あれ? お寺なのに、狛犬が威嚇していた。
こちらはちょっと腰が引き気味かも。
小振りでアットホームな感じのお寺だった。残念ながら、本堂は閉まっていたので、直に阿弥陀如来様とは対面出来なかったが、外からそっとお参りする。

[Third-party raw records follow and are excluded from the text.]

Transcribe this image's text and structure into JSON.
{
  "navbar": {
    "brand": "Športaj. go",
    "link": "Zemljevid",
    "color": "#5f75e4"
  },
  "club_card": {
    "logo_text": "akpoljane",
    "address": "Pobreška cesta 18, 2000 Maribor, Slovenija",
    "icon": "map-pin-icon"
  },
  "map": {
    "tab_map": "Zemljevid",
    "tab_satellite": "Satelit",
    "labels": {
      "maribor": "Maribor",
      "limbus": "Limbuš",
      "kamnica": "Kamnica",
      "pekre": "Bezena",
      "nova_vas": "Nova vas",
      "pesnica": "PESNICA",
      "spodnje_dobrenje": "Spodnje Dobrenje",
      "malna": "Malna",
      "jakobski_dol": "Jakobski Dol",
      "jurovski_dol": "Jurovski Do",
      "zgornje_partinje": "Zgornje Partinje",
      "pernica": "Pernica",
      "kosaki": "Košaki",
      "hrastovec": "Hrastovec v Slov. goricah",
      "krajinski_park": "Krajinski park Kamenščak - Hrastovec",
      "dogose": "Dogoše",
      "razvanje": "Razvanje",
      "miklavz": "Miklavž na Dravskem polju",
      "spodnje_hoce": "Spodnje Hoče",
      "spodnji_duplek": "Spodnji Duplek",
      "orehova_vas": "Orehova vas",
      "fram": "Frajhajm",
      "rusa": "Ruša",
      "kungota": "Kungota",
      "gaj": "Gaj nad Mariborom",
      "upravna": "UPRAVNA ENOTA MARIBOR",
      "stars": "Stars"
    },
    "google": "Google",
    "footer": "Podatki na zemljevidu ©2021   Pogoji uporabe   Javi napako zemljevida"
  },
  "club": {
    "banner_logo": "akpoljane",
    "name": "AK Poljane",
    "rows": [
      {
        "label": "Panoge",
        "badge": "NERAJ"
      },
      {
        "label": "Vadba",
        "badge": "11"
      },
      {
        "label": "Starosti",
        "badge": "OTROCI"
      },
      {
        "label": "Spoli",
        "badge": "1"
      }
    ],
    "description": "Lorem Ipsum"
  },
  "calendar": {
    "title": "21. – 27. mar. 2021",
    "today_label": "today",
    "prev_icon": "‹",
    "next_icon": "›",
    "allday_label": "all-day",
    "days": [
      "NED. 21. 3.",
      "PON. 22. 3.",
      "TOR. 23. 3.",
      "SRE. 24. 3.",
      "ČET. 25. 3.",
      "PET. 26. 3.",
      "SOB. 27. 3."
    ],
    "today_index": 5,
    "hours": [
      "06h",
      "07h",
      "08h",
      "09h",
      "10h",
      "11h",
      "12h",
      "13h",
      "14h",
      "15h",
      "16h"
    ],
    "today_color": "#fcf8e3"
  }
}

玉蘊の好きなソテツもある、きれいに手入れされた境内だった。
本堂の大屋根には、立派な鬼瓦に、
ちょっと剽軽な鬼瓦も。
ふたたび、延命門をくぐる。なんだかワクワクするのは、やはり石のパワーのおかげか。
最初の石段をくだった先には、両側に石柱。読めないけど、善なるものは通れるけど、
すべての悪は、ことごとくストップされる門、ということかな?
この石柱のある場所から、さらに石段は続くのです。ほらね。
しかも最下段には、なんと踏切! 滋賀県では考えられないシチュエーションだ。ここでも尾道カルチャーショック。
しかし、横手をみれば、(たぶん)廃屋の荒れた庭に、ユキヤナギや沈丁花が咲き乱れていた。こういう風景は、なぜかちょっと和む。
それにしても、石段の下が踏切って・・・なんというか、新鮮でした。